My experience was also reinforced by research findings that very few trustees actually understand nonprofit finance, financial reports at board meetings generate the least amount of engaged conversation, and training sessions about nonprofit finance are the least attended.
To make matters worse, the leaders with the most financial savvy in my organization formed their own club called the Finance Committee which put little financial reasoning at work in other parts of the organization where well-meaning volunteers were making unwise decisions, directives and demands.
Everyone wanted what was best for the organization, but the sad truth is that the assumptions about nonprofit finance and the financial culture at work throughout the organization put into motion a leadership process destined to place the organization in peril during economic downturns.

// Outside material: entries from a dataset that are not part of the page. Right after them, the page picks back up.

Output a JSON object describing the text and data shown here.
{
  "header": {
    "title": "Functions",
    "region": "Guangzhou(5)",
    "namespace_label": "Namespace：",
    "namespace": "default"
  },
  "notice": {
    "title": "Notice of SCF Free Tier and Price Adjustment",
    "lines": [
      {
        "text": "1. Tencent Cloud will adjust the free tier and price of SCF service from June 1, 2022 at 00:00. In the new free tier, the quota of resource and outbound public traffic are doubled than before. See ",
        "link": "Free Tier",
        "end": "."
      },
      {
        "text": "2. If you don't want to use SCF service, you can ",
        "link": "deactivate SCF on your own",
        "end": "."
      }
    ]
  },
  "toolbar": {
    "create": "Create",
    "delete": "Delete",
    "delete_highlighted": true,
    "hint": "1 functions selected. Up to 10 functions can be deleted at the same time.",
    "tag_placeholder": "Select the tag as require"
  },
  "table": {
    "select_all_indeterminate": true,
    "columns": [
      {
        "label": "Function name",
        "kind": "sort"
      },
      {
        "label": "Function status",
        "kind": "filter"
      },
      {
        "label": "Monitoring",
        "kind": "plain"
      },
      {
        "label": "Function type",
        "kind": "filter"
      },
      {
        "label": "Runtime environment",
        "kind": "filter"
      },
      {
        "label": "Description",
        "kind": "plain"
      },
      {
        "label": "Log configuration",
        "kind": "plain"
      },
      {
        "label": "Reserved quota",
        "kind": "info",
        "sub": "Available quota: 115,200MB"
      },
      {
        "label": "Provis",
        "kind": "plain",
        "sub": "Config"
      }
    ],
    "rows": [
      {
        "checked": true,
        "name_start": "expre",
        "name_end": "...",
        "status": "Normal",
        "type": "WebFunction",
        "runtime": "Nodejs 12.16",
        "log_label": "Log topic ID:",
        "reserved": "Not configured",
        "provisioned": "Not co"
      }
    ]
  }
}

The current economic headlines are perfect examples of those kinds of downturns I feared the most: Foundations worried about their short- and long-term investment portfolios, fearing lower yields will translate into significantly reduced grants; public agencies facing dramatic cuts in government spending putting contracts for services provided by local nonprofits at risk; and, philanthropists focusing on their most loyal projects and causes while reticent to undertake new ventures.
Helping a nonprofit to weather the financial storms requires an extra dose of leadership savvy. Now seems like a good time to remind “the grownups’ table” about six fundamental realities of fiscal management that can make the difference between financial strategy and financial straits for nonprofit organizations.
The first reality is the economic cycle. The nonprofit sector experiences a delayed reaction. Because philanthropy is based on yields, corporate contributions are based on profits, and governments plan budgets in one fiscal year for the next, the effect of one economic cycle spills over into the other in nonprofit financial planning. Don’t assume what’s going on at the office and in the personal bank account are what’s going on at the nonprofit.
The second reality is the role of government. On a per capita basis, nonprofits have a significantly higher rate of government contracts than small businesses of similar size. Accounts receivable management, collections and compliance are a whole different ball game when your primary customer is Uncle Sam. Heed his word. His voice can override even the board’s voice when it comes to financial policy and board obligations.
The third reality is leveraged capital. The nonprofit sector is the only slice of the American pie that benefits from uncompensated human resources called volunteers. Any approach to actively developing staff positions to get work done without first talking about developing and deploying voluntary approaches misses the unique nonprofit advantage of leveraged human capital.
The fourth reality is obligation of stewardship. Investors in nonprofit organizations carry a significantly wider definition of “return on investment.” This requires a more aggressive investor relations program which many wrongly believe is a staff function. Stewardship begins with the stewards.
The fifth reality is the sustainability factor. All revenue-generating decisions must include discussions about the prospects for sustaining these revenues. This is particularly true with grants and in special events fundraising. Even the favorite fundraiser has sustaining costs that aren’t immune to inflation. Knowing how much of a dollar it takes to raise a dollar is a fundamental financial formula.
The sixth reality is the responsibility of financial literacy. A finance committee must have non-financial people involved to learn while financial volunteers are deployed throughout the organization to inform decisions.
Today’s economic environment demands strategic fiscal management that benefits from both business and nonprofit executive savvy. The result will be that the next generations of both sectors will know it takes one table to advance society, not two.